June 4, 2019. A straight-forward scramble to the summit of one of the gems of Castle Provincial Park.
- Distance: 11 km
- Total Ascent: 877 m
- Elevation of Objective: 2225 m
- Hiking Time: 4h 3m round-trip
Two years ago I climbed the usual on-trail route to the summit of Table Mountain. That trail is varied and steep, and has a couple of sections which may qualify as scrambling. The full trail report is here. There is, however, another route to the mountain’s plateau. It’s off the main trail, not too difficult and more of a “true” scramble. Nugara describes it in More Scrambles in the Canadian Rockies. I decided to give it a shot today.
Trail access is unchanged from my prior report. The scrambling route starts off following the usual trail through the low-lying forest. As the trail ascends onto clearer slopes, a clear view of open slopes heading towards two large rocky outliers appears. When the main hiking trail veers right to a gently climbing traverse, there’s some conspicuously arranged rock steps with a faint trail heading straight up towards the gully between the outliers. I set off in this direction, aiming towards the centre of the gully.
The faint trail doesn’t actually continue on towards the gully, but it’s easy enough to see where to go and the terrain isn’t difficult. In retrospect, looking at Google Earth, if I’d been on the lookout there is a pretty conspicuous trail that heads up the scrambling route which departs the main trail a short distance before my departure point. I’ll point it out in the pictures below.
Once heading uphill, I angled leftwards and eventually crossed over to the left side of the creek bed at the bottom of the gully. From there I ascended, following the creek bed. Sometimes it was easier to be off to the left slightly, but eventually there was minimal debris and deadfall in the creek bed, so I climbed directly up its solid black rock. I did discover this rock was very slippery when wet.

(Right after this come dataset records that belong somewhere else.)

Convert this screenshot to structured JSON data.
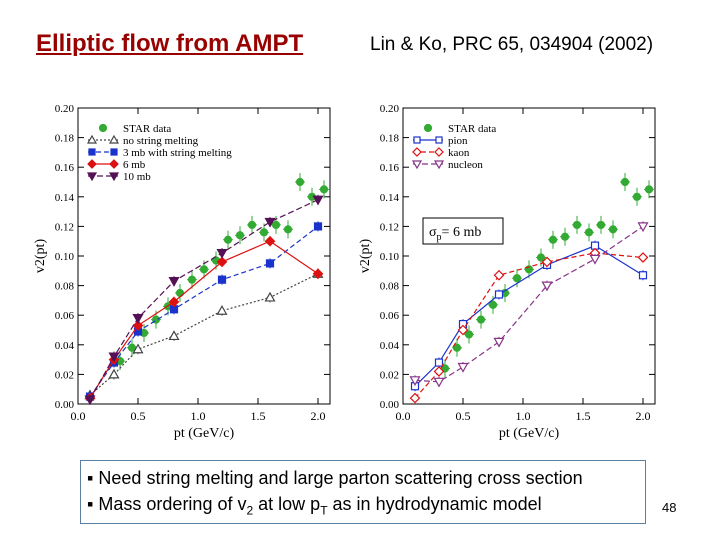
{
  "slide": {
    "title": "Elliptic flow from AMPT",
    "reference": "Lin & Ko, PRC 65, 034904 (2002)",
    "page_number": "48",
    "bullets": [
      {
        "marker": "▪",
        "text": "Need string melting and large parton scattering cross section"
      },
      {
        "marker": "▪",
        "text_before": "Mass ordering of v",
        "sub1": "2",
        "text_middle": " at low p",
        "sub2": "T",
        "text_after": " as in hydrodynamic model"
      }
    ],
    "colors": {
      "title": "#990000",
      "box_border": "#5b7fa0"
    }
  },
  "chart_data": [
    {
      "type": "line",
      "ylabel": "v2(pt)",
      "xlabel": "pt (GeV/c)",
      "xlim": [
        0,
        2.1
      ],
      "ylim": [
        0,
        0.2
      ],
      "x_ticks": [
        "0.0",
        "0.5",
        "1.0",
        "1.5",
        "2.0"
      ],
      "y_ticks": [
        "0.00",
        "0.02",
        "0.04",
        "0.06",
        "0.08",
        "0.10",
        "0.12",
        "0.14",
        "0.16",
        "0.18",
        "0.20"
      ],
      "legend_position": "top-left",
      "series": [
        {
          "name": "STAR data",
          "style": "scatter",
          "marker": "circle",
          "color": "#33aa33",
          "x": [
            0.35,
            0.45,
            0.55,
            0.65,
            0.75,
            0.85,
            0.95,
            1.05,
            1.15,
            1.25,
            1.35,
            1.45,
            1.55,
            1.65,
            1.75,
            1.85,
            1.95,
            2.05
          ],
          "y": [
            0.029,
            0.038,
            0.048,
            0.057,
            0.066,
            0.075,
            0.084,
            0.091,
            0.097,
            0.111,
            0.114,
            0.121,
            0.116,
            0.121,
            0.118,
            0.15,
            0.14,
            0.145
          ]
        },
        {
          "name": "no string melting",
          "marker": "triangle-up-open",
          "color": "#444444",
          "dash": "2,2",
          "x": [
            0.1,
            0.3,
            0.5,
            0.8,
            1.2,
            1.6,
            2.0
          ],
          "y": [
            0.006,
            0.02,
            0.037,
            0.046,
            0.063,
            0.072,
            0.088
          ]
        },
        {
          "name": "3 mb with string melting",
          "marker": "square",
          "color": "#1a33cc",
          "dash": "5,3",
          "x": [
            0.1,
            0.3,
            0.5,
            0.8,
            1.2,
            1.6,
            2.0
          ],
          "y": [
            0.005,
            0.028,
            0.049,
            0.064,
            0.084,
            0.095,
            0.12
          ]
        },
        {
          "name": "6 mb",
          "marker": "diamond",
          "color": "#dd1111",
          "dash": "",
          "x": [
            0.1,
            0.3,
            0.5,
            0.8,
            1.2,
            1.6,
            2.0
          ],
          "y": [
            0.004,
            0.03,
            0.053,
            0.069,
            0.096,
            0.11,
            0.088
          ]
        },
        {
          "name": "10 mb",
          "marker": "triangle-down",
          "color": "#551155",
          "dash": "6,3",
          "x": [
            0.1,
            0.3,
            0.5,
            0.8,
            1.2,
            1.6,
            2.0
          ],
          "y": [
            0.003,
            0.032,
            0.058,
            0.083,
            0.102,
            0.123,
            0.138
          ]
        }
      ]
    },
    {
      "type": "line",
      "ylabel": "v2(pt)",
      "xlabel": "pt (GeV/c)",
      "xlim": [
        0,
        2.1
      ],
      "ylim": [
        0,
        0.2
      ],
      "x_ticks": [
        "0.0",
        "0.5",
        "1.0",
        "1.5",
        "2.0"
      ],
      "y_ticks": [
        "0.00",
        "0.02",
        "0.04",
        "0.06",
        "0.08",
        "0.10",
        "0.12",
        "0.14",
        "0.16",
        "0.18",
        "0.20"
      ],
      "legend_position": "top-left",
      "annotation": {
        "prefix": "σ",
        "sub": "p",
        "suffix": "= 6 mb"
      },
      "series": [
        {
          "name": "STAR data",
          "style": "scatter",
          "marker": "circle",
          "color": "#33aa33",
          "x": [
            0.35,
            0.45,
            0.55,
            0.65,
            0.75,
            0.85,
            0.95,
            1.05,
            1.15,
            1.25,
            1.35,
            1.45,
            1.55,
            1.65,
            1.75,
            1.85,
            1.95,
            2.05
          ],
          "y": [
            0.024,
            0.038,
            0.047,
            0.057,
            0.067,
            0.075,
            0.085,
            0.091,
            0.099,
            0.111,
            0.113,
            0.121,
            0.116,
            0.121,
            0.118,
            0.15,
            0.14,
            0.145
          ]
        },
        {
          "name": "pion",
          "marker": "square-open",
          "color": "#1a33cc",
          "dash": "",
          "x": [
            0.1,
            0.3,
            0.5,
            0.8,
            1.2,
            1.6,
            2.0
          ],
          "y": [
            0.012,
            0.028,
            0.054,
            0.074,
            0.094,
            0.107,
            0.087
          ]
        },
        {
          "name": "kaon",
          "marker": "diamond-open",
          "color": "#dd1111",
          "dash": "5,3",
          "x": [
            0.1,
            0.3,
            0.5,
            0.8,
            1.2,
            1.6,
            2.0
          ],
          "y": [
            0.004,
            0.022,
            0.05,
            0.087,
            0.096,
            0.102,
            0.099
          ]
        },
        {
          "name": "nucleon",
          "marker": "triangle-down-open",
          "color": "#883388",
          "dash": "6,3",
          "x": [
            0.1,
            0.3,
            0.5,
            0.8,
            1.2,
            1.6,
            2.0
          ],
          "y": [
            0.016,
            0.015,
            0.025,
            0.042,
            0.08,
            0.098,
            0.12
          ]
        }
      ]
    }
  ]
}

Eventually, I could see a low rock band marked with orange lichen. It had a rather distinctive dead tree atop it. I headed directly up to it. Negotiating the rock band required no difficult maneuvers and I continued to the tree. Beyond that point, the route went slightly to the right and then continued up the gully. The red and yellow rock of the cliffs below the western plateau were clearly in view by this point. Beyond one more low band of black rock, the route continued up onto a scree field. I continued upwards, and the easiest climbing took me slightly right. On the cliff ahead, there was an obvious notch towards the left side, marking a weakness that could be easily scrambled. I reached the cliff, turned left and walked to the notch. The final climb up the notch was a fun bit of scrambling which deposited me up on the plateau of Table Mountain.
From there, I followed the hiking trail to tag the summit and returned via the normal hiking route (taking the shortcut I described in my original post). I was very luck to once again be on Table Mountain on a clear day. I spent a fair amount of time taking in the scenery, both while on top and on the descent.